Back to the Future

Today it’s called being vegan, but long before there was a cool term for it, it was called Chinese food. If you’re trying to eat healthy and stay out of the kitchen, dust off that old wok (it’s probably behind the 8-track), and get ready to stir your way to health.
There are a couple of tricks to making this method of cooking a Wok in the park. First, combine vegetables that have roughly the same cooking times. If you prefer a collection of vegetables that have different cooking times, it’s all good, but you’ll have to make your food in batches.

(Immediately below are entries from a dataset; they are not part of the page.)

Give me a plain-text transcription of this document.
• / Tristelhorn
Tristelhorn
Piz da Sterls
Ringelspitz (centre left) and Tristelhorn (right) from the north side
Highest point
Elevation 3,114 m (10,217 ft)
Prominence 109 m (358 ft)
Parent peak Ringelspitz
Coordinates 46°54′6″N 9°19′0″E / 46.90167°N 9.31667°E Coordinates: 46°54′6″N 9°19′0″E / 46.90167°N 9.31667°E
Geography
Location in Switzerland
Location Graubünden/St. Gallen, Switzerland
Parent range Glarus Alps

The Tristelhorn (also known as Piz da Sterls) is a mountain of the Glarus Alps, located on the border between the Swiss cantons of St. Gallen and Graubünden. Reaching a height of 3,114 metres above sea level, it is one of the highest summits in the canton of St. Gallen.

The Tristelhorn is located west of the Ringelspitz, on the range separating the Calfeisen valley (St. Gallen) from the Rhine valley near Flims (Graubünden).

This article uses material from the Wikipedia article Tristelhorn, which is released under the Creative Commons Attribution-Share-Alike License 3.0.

Second, use an oil with a high burning temperature. The trick to getting crisp, cooked vegetables is to keep the oil from absorbing into the food; that means it has to be hot! Go for peanut oil, if you can, and shelve the olive oil for your salad.

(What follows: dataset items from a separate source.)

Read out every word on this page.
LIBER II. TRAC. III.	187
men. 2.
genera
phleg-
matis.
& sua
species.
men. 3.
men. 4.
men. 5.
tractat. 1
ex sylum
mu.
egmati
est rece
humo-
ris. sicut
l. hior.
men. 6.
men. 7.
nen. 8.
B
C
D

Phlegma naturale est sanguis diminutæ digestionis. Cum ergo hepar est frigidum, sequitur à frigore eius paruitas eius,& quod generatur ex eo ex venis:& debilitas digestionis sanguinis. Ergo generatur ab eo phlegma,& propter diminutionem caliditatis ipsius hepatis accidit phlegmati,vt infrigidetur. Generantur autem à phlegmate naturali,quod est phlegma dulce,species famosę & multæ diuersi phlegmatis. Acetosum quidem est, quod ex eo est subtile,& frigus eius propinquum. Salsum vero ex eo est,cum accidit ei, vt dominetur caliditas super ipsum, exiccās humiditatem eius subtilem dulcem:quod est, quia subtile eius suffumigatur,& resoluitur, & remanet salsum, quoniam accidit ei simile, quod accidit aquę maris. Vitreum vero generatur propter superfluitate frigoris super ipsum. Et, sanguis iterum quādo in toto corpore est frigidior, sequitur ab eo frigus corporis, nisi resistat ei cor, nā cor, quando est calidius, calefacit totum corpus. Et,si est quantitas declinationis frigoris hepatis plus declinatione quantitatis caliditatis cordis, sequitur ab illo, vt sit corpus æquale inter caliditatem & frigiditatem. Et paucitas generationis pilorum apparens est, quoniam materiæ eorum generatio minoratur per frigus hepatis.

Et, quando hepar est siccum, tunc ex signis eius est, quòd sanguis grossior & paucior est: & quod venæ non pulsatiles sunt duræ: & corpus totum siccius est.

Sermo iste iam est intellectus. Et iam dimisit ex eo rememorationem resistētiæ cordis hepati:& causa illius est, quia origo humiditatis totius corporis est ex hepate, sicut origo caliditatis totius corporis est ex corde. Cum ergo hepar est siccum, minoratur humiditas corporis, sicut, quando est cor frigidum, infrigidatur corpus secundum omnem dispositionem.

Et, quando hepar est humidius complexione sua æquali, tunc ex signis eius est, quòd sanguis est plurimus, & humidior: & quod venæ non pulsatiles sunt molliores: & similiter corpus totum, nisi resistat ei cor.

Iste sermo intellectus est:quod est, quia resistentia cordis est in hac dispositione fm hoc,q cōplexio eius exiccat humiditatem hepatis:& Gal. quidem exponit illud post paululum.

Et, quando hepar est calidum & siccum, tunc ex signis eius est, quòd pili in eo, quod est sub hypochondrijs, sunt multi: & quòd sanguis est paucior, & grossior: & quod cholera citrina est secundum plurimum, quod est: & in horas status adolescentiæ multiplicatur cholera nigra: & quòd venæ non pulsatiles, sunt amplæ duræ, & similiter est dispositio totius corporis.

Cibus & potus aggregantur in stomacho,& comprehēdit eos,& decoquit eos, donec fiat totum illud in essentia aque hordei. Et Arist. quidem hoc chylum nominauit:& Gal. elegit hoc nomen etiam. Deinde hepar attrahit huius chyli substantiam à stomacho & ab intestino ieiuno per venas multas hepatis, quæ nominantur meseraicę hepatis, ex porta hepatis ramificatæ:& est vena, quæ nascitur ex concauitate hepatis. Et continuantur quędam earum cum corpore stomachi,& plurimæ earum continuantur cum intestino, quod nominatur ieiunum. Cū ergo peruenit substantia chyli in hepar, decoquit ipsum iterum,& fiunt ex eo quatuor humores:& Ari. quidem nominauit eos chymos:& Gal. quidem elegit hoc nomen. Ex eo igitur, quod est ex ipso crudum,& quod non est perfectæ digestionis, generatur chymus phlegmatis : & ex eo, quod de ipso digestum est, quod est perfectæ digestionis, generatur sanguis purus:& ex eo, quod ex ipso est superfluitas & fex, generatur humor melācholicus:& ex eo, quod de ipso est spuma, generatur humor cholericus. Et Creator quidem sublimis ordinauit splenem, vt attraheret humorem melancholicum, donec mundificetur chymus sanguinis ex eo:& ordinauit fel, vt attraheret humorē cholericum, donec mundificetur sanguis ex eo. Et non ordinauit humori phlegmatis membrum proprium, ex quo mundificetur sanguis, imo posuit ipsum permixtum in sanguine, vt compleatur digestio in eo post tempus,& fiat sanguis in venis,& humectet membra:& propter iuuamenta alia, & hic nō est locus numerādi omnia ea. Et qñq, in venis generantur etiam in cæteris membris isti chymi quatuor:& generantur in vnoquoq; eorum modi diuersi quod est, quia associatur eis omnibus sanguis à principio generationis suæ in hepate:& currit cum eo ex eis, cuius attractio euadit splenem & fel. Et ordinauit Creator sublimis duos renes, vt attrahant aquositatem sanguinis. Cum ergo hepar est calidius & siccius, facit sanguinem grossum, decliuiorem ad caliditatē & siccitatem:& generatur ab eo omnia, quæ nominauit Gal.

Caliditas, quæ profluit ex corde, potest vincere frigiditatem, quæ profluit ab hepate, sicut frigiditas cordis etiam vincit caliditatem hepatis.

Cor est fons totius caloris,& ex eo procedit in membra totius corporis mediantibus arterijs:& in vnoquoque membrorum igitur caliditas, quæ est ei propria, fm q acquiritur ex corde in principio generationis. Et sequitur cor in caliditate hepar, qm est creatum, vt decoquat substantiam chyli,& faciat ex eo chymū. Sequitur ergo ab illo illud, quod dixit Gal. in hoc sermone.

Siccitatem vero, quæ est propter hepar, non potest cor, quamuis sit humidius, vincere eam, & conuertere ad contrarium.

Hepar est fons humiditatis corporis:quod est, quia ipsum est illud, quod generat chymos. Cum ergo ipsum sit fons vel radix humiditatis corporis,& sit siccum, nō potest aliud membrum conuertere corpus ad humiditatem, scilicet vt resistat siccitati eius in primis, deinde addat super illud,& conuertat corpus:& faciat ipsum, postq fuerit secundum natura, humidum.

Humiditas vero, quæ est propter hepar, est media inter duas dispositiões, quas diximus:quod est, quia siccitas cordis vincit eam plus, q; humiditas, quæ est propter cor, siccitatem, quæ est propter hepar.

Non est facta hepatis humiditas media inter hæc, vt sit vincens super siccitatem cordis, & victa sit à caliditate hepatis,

Third, don’t overcrowd your vegetables. Make sure there is plenty of room to cook them, otherwise the vegetables will give off moisture and you’ll effectively steam-fry your veggies (which, as Steven would say, “is OK, but is not the exercise we’re doing today”).

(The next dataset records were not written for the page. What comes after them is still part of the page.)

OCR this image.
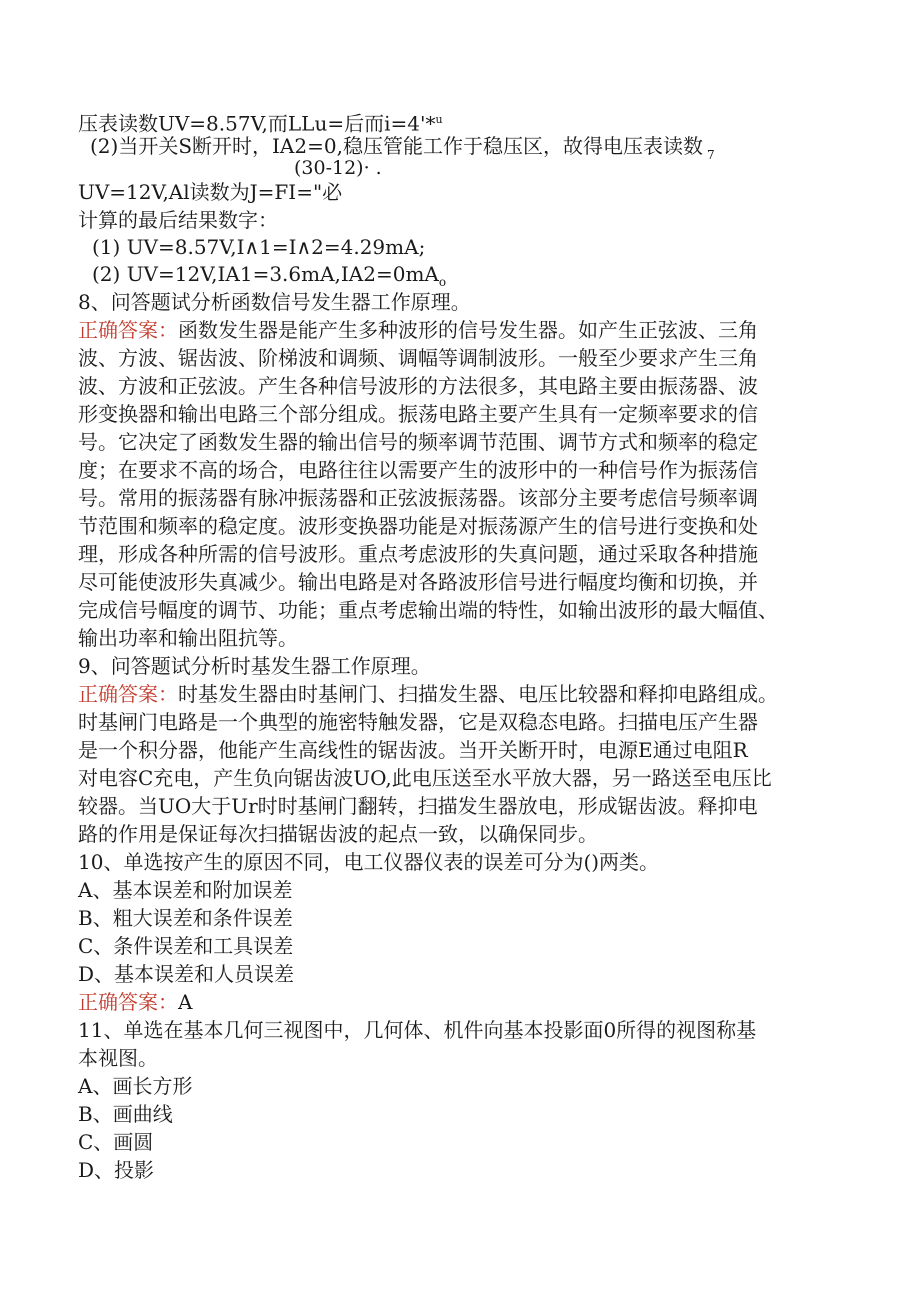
压表读数UV=8.57V,而LLu=后而i=4'*$^u$
(2)当开关S断开时，IA2=0,稳压管能工作于稳压区，故得电压表读数 $_7$
(30-12)· .
UV=12V,Al读数为J=FI="必
计算的最后结果数字：
(1) UV=8.57V,I∧1=I∧2=4.29mA;
(2) $UV=12V,IA1=3.6mA,IA2=0mA_o$
8、问答题试分析函数信号发生器工作原理。
正确答案：函数发生器是能产生多种波形的信号发生器。如产生正弦波、三角
波、方波、锯齿波、阶梯波和调频、调幅等调制波形。一般至少要求产生三角
波、方波和正弦波。产生各种信号波形的方法很多，其电路主要由振荡器、波
形变换器和输出电路三个部分组成。振荡电路主要产生具有一定频率要求的信
号。它决定了函数发生器的输出信号的频率调节范围、调节方式和频率的稳定
度；在要求不高的场合，电路往往以需要产生的波形中的一种信号作为振荡信
号。常用的振荡器有脉冲振荡器和正弦波振荡器。该部分主要考虑信号频率调
节范围和频率的稳定度。波形变换器功能是对振荡源产生的信号进行变换和处
理，形成各种所需的信号波形。重点考虑波形的失真问题，通过采取各种措施
尽可能使波形失真减少。输出电路是对各路波形信号进行幅度均衡和切换，并
完成信号幅度的调节、功能；重点考虑输出端的特性，如输出波形的最大幅值、
输出功率和输出阻抗等。
9、问答题试分析时基发生器工作原理。
正确答案：时基发生器由时基闸门、扫描发生器、电压比较器和释抑电路组成。
时基闸门电路是一个典型的施密特触发器，它是双稳态电路。扫描电压产生器
是一个积分器，他能产生高线性的锯齿波。当开关断开时，电源E通过电阻R
对电容C充电，产生负向锯齿波UO,此电压送至水平放大器，另一路送至电压比
较器。当UO大于Ur时时基闸门翻转，扫描发生器放电，形成锯齿波。释抑电
路的作用是保证每次扫描锯齿波的起点一致，以确保同步。
10、单选按产生的原因不同，电工仪器仪表的误差可分为()两类。
A、基本误差和附加误差
B、粗大误差和条件误差
C、条件误差和工具误差
D、基本误差和人员误差
正确答案：A
11、单选在基本几何三视图中，几何体、机件向基本投影面0所得的视图称基
本视图。
A、画长方形
B、画曲线
C、画圆
D、投影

Heat your wok until it just begins to smoke, then slowly drizzle the peanut oil down the side until you have a few tablespoons in the bottom. Add your vegetables (whatever you like), and stir them rapidly in the hot oil for a few minutes. Reduce the heat, and add the liquids (soy sauce, hoison, whateve…). You’re on your way.
Prior to becoming a legal goddess, Tsan worked in the food industry, both as chef (in Cambridge and New Hampshire) and as an event planner (in Vail). She also ran the Culinary, Hospitality and Restaurant Management Certificate Program at UCLA Extension.










Good food writing, Tsan. Funny and informative. Now, if only I could find my 8-track.
Yum!
Now if only I could convince my mother to hand over her incredibly well-seasoned, gajillion-year-old carbon steel wok…she says I’ll have to pry it out of her cold, dead hands. My POS one died (like rusted out the bottom, ew!) many moons ago and I haven’t had the energy to go get a new one and go to all the trouble of seasoning it. Miss that wok hay.
Guess it’s time to suck it up and go to Kamei.
sb
LOL Tsan. This is awesome. Bring on the woks!